I finally gave up trying to handle the problem on my own and called a practitioner for help. He worked with me for a couple of days, but the symptoms just didn’t seem to want to let go.

As I was talking with the practitioner one afternoon, I got to thinking about something funny that Scout used to do at our old house.

Scout is a smart little dog, and she has a long memory. For years, Scout would come into the living room, sit in front of the couch and stare intently. Sometimes she would lie on her side and stick her paws under the couch, as if she were trying to reach something; other times, she would stand up on her hind legs, smack me with her front paws to get my attention, and then sit in front of me and cry, as if to say, “Mom! I’ve lost something, and I can’t reach it! Aren’t you going to get it for me?”

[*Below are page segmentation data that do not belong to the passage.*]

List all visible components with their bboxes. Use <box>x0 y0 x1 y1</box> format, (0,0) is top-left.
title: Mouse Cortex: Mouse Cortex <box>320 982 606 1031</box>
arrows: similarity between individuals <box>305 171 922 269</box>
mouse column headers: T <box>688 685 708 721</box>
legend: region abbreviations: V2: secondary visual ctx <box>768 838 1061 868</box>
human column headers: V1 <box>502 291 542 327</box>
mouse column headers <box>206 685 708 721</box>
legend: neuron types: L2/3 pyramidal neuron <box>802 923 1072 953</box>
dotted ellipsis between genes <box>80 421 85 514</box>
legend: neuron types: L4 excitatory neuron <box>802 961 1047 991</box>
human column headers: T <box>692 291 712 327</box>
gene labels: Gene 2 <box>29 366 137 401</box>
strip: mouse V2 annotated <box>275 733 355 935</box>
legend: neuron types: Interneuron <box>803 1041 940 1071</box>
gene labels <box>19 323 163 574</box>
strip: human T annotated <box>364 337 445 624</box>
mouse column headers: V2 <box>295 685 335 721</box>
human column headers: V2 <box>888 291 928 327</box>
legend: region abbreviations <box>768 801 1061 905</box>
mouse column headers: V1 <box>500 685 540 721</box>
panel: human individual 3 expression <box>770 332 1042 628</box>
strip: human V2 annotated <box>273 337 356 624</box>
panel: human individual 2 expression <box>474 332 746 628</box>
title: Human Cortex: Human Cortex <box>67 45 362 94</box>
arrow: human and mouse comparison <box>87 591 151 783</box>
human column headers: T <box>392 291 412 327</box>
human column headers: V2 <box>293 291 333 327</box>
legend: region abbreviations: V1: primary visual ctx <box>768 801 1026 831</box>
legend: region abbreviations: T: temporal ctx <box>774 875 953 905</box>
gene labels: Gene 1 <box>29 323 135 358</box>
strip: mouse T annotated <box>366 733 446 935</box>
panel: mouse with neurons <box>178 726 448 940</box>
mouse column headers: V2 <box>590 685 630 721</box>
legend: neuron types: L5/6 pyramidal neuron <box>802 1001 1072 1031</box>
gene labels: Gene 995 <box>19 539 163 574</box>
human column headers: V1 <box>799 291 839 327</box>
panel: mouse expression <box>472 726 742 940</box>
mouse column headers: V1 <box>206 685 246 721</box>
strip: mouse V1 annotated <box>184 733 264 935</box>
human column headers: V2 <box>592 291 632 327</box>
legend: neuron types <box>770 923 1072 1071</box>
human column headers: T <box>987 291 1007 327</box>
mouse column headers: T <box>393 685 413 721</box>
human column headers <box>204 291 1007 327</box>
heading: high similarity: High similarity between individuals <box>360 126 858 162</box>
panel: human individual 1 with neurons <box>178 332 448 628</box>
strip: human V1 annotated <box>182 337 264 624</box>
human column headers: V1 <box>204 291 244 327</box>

She would do this every time she thought of it, which was about twice a day. No matter how many times I tried to distract her with a treat, a toy, a walk, or a special meal, she would always come back to the couch and fuss over whatever it was that she thought she’d lost.

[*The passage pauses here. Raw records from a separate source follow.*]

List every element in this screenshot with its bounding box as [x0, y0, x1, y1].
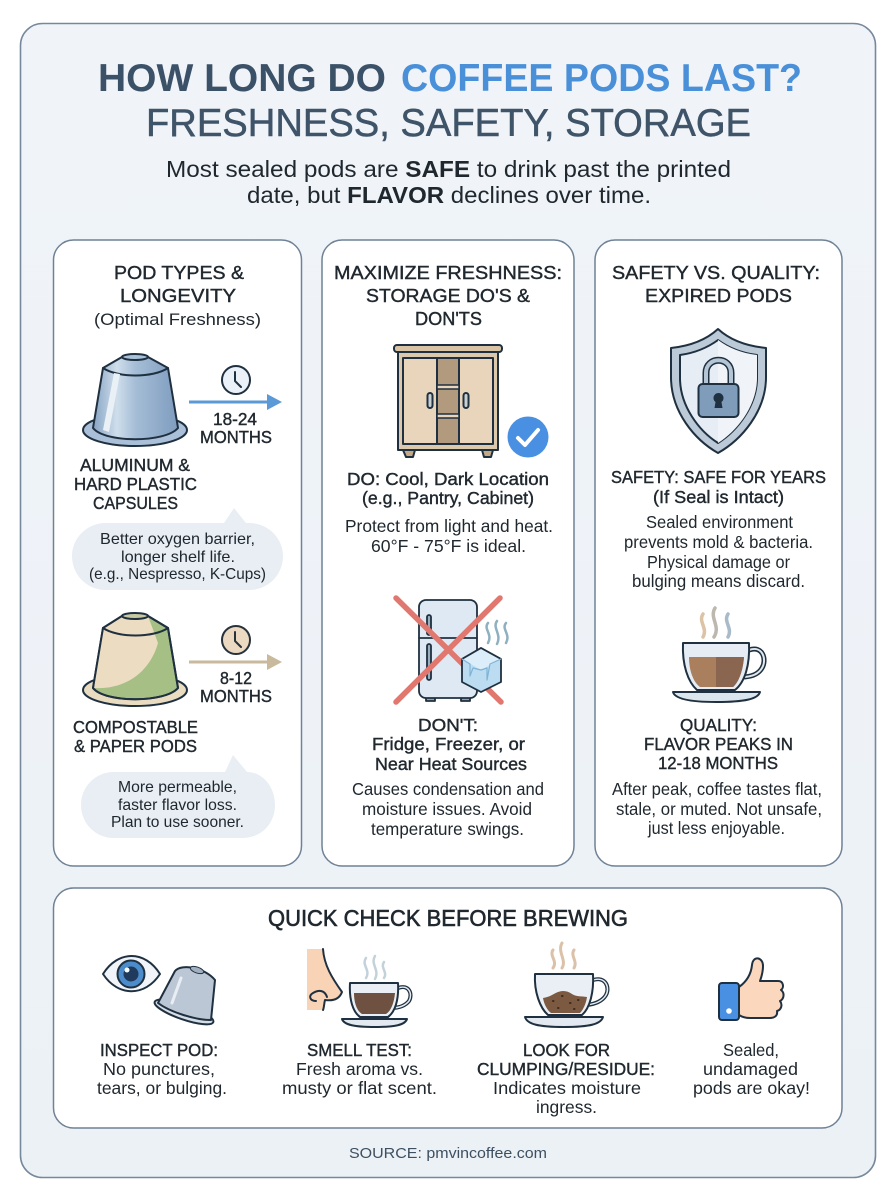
heading: quick check: QUICK CHECK BEFORE BREWING: [268, 905, 628, 931]
text: do cool dark location: DO: Cool, Dark Location: [347, 469, 549, 489]
callout: better oxygen barrier: (e.g., Nespresso, K-Cups): [89, 566, 266, 583]
text: inspect pod: tears, or bulging.: [97, 1078, 227, 1098]
heading: safety vs quality: SAFETY VS. QUALITY:: [612, 262, 820, 283]
text: safe for years: [611, 467, 826, 591]
label: compostable pods: & PAPER PODS: [74, 736, 197, 756]
text: safe for years: Sealed environment: [646, 512, 793, 532]
text: flavor peaks: 12-18 MONTHS: [658, 753, 778, 773]
title: FRESHNESS, SAFETY, STORAGE: [146, 102, 751, 145]
subtitle: Most sealed pods are SAFE to drink past the printed: [166, 156, 731, 182]
text: smell test: musty or flat scent.: [282, 1078, 437, 1098]
text: flavor peaks: FLAVOR PEAKS IN: [644, 734, 793, 754]
text: flavor peaks: stale, or muted. Not unsafe,: [616, 799, 822, 819]
text: do cool dark location: 60°F - 75°F is ideal.: [371, 536, 526, 556]
text: safe for years: bulging means discard.: [632, 571, 805, 591]
callout: more permeable: [81, 755, 275, 838]
text: inspect pod: INSPECT POD:: [100, 1040, 218, 1060]
title: HOW LONG DO: [98, 57, 386, 100]
text: smell test: [282, 1040, 437, 1098]
callout: better oxygen barrier: Better oxygen barrier,: [100, 531, 255, 548]
text: sealed pods okay: Sealed,: [723, 1040, 779, 1060]
label: 18-24 months: [200, 409, 272, 447]
icon: cabinet: [394, 345, 502, 457]
panel: quick check before brewing: [54, 888, 842, 1128]
text: do cool dark location: (e.g., Pantry, Cabinet): [362, 488, 534, 508]
icon: blue check: [508, 416, 548, 458]
text: dont fridge freezer: Near Heat Sources: [375, 754, 527, 774]
callout: better oxygen barrier: [72, 508, 283, 590]
text: safe for years: (If Seal is Intact): [653, 487, 784, 507]
text: look for clumping: [477, 1040, 655, 1117]
text: flavor peaks: [612, 715, 822, 838]
text: inspect pod: No punctures,: [103, 1059, 215, 1079]
icon: coffee grounds cup: [525, 943, 607, 1027]
text: flavor peaks: just less enjoyable.: [647, 818, 785, 838]
subtitle: [166, 156, 731, 208]
text: safe for years: Physical damage or: [647, 552, 790, 572]
callout: more permeable: Plan to use sooner.: [111, 814, 244, 831]
icon: coffee cup smell: [342, 956, 411, 1027]
heading: maximize freshness: [334, 262, 562, 329]
text: look for clumping: CLUMPING/RESIDUE:: [477, 1059, 655, 1079]
label: aluminum capsules: HARD PLASTIC: [74, 474, 197, 494]
panel: safety vs quality: [595, 240, 842, 866]
text: dont fridge freezer: moisture issues. Avoid: [362, 799, 532, 819]
text: safe for years: prevents mold & bacteria.: [624, 532, 813, 552]
heading: safety vs quality: [612, 262, 820, 306]
icon: compostable pod: [83, 613, 187, 706]
source line: SOURCE: pmvincoffee.com: [349, 1145, 547, 1162]
text: sealed pods okay: undamaged: [703, 1059, 798, 1079]
text: dont fridge freezer: Causes condensation and: [352, 779, 544, 799]
text: flavor peaks: QUALITY:: [680, 715, 757, 735]
label: 18-24 months: MONTHS: [200, 427, 272, 447]
text: dont fridge freezer: DON'T:: [418, 715, 478, 735]
heading: maximize freshness: DON'TS: [415, 308, 482, 329]
icon: thumbs up: [719, 958, 784, 1020]
heading: pod types: [94, 262, 261, 329]
callout: better oxygen barrier: longer shelf life.: [121, 549, 235, 566]
text: smell test: SMELL TEST:: [307, 1040, 412, 1060]
heading: pod types: POD TYPES &: [114, 262, 245, 283]
heading: safety vs quality: EXPIRED PODS: [645, 285, 792, 306]
text: inspect pod: [97, 1040, 227, 1098]
text: sealed pods okay: [693, 1040, 810, 1098]
icon: clock tan: [222, 626, 250, 654]
text: look for clumping: LOOK FOR: [523, 1040, 610, 1060]
icon: clock blue: [222, 366, 250, 394]
text: dont fridge freezer: [352, 715, 544, 839]
label: compostable pods: COMPOSTABLE: [73, 717, 198, 737]
text: flavor peaks: After peak, coffee tastes flat,: [612, 779, 822, 799]
text: dont fridge freezer: temperature swings.: [371, 819, 524, 839]
icon: nose: [307, 949, 342, 1010]
subtitle: date, but FLAVOR declines over time.: [247, 182, 651, 208]
text: look for clumping: ingress.: [536, 1097, 597, 1117]
callout: more permeable: faster flavor loss.: [118, 797, 237, 814]
text: safe for years: SAFETY: SAFE FOR YEARS: [611, 467, 826, 487]
icon: shield with lock: [671, 329, 766, 453]
label: 8-12 months: MONTHS: [200, 686, 272, 706]
title: [98, 57, 802, 145]
text: smell test: Fresh aroma vs.: [296, 1059, 423, 1079]
icon: crossed fridge and ice: [396, 598, 507, 702]
icon: aluminum capsule: [83, 354, 187, 446]
text: sealed pods okay: pods are okay!: [693, 1078, 810, 1098]
text: do cool dark location: [345, 469, 553, 556]
label: 8-12 months: 8-12: [220, 668, 252, 688]
label: 18-24 months: 18-24: [213, 409, 257, 429]
icon: eye: [103, 956, 160, 991]
label: aluminum capsules: CAPSULES: [93, 493, 178, 513]
icon: tilted pod: [152, 965, 216, 1029]
text: look for clumping: Indicates moisture: [493, 1078, 641, 1098]
panel: pod types and longevity: [54, 240, 302, 866]
arrow: 18-24 months: [189, 394, 282, 410]
heading: pod types: LONGEVITY: [120, 285, 236, 306]
callout: more permeable: More permeable,: [118, 779, 237, 796]
text: do cool dark location: Protect from light and heat.: [345, 516, 553, 536]
label: aluminum capsules: ALUMINUM &: [80, 455, 190, 475]
arrow: 8-12 months: [189, 654, 282, 670]
label: compostable pods: [73, 717, 198, 756]
label: aluminum capsules: [74, 455, 197, 513]
icon: coffee cup with steam: [673, 608, 764, 702]
label: 8-12 months: [200, 668, 272, 706]
panel: storage dos and donts: [322, 240, 574, 866]
heading: maximize freshness: MAXIMIZE FRESHNESS:: [334, 262, 562, 283]
title: COFFEE PODS LAST?: [401, 57, 802, 100]
text: dont fridge freezer: Fridge, Freezer, or: [372, 734, 525, 754]
heading: pod types: (Optimal Freshness): [94, 310, 261, 329]
heading: maximize freshness: STORAGE DO'S &: [366, 285, 531, 306]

I’d gotten down on my hands and knees and peered under the couch many times, trying to figure out what she was crying about, but I never could see anything. I finally decided that she must have fallen in love with a dust bunny or something, because there certainly didn’t seem to be anything else under that couch.

Three years later, we donated the couch to a nonprofit group. When the guys from this charity came and picked it up, I discovered that one of Scout’s racquetballs had rolled underneath it and gotten stuck in a shadowy spot where I couldn’t see it.

For three years — amid all sorts of distractions, and after receiving all sorts of new toys and treats — Scout had remembered that there was something good under the couch and that it belonged to her. She wasn’t about to forget it or give up on it. It was hers, and she wanted it.

Eventually, her persistence paid off. As soon as the guys from the charity left with the couch, I let Scout into the living room, where she joyfully picked up her long-lost ball and ran off to play with it. I’ve never seen such a look of delight on her face before or since.

And why shouldn’t she rejoice? Like the woman in the Bible who searched diligently for her missing piece of silver, Scout had finally gotten hold of the goodness that she knew was hers all along.

It struck me, as I thought about it, that I could learn something from Scout. I know that qualities such as health, happiness, and success come from God. They are gifts, and I am entitled to enjoy them. Sometimes they seem to have rolled under the couch where I can’t reach them, but they’re still there, and eventually, I know my prayerful work will bring me to that joyful moment when divine Truth lifts away whatever seems to be sitting between me and the goodness I know is mine.

That realization was the turning point. From that moment, the unpleasant symptoms began to fade, and my health began to improve steadily and rapidly. “Patience must have her perfect work,” Mrs. Eddy says, and she’s right. It just took a persistent little rat terrier to remind me of that.

I found one of Scout’s racquetballs in the yard today while I was planting some flowers. I think maybe we’ll have a game of fetch tomorrow.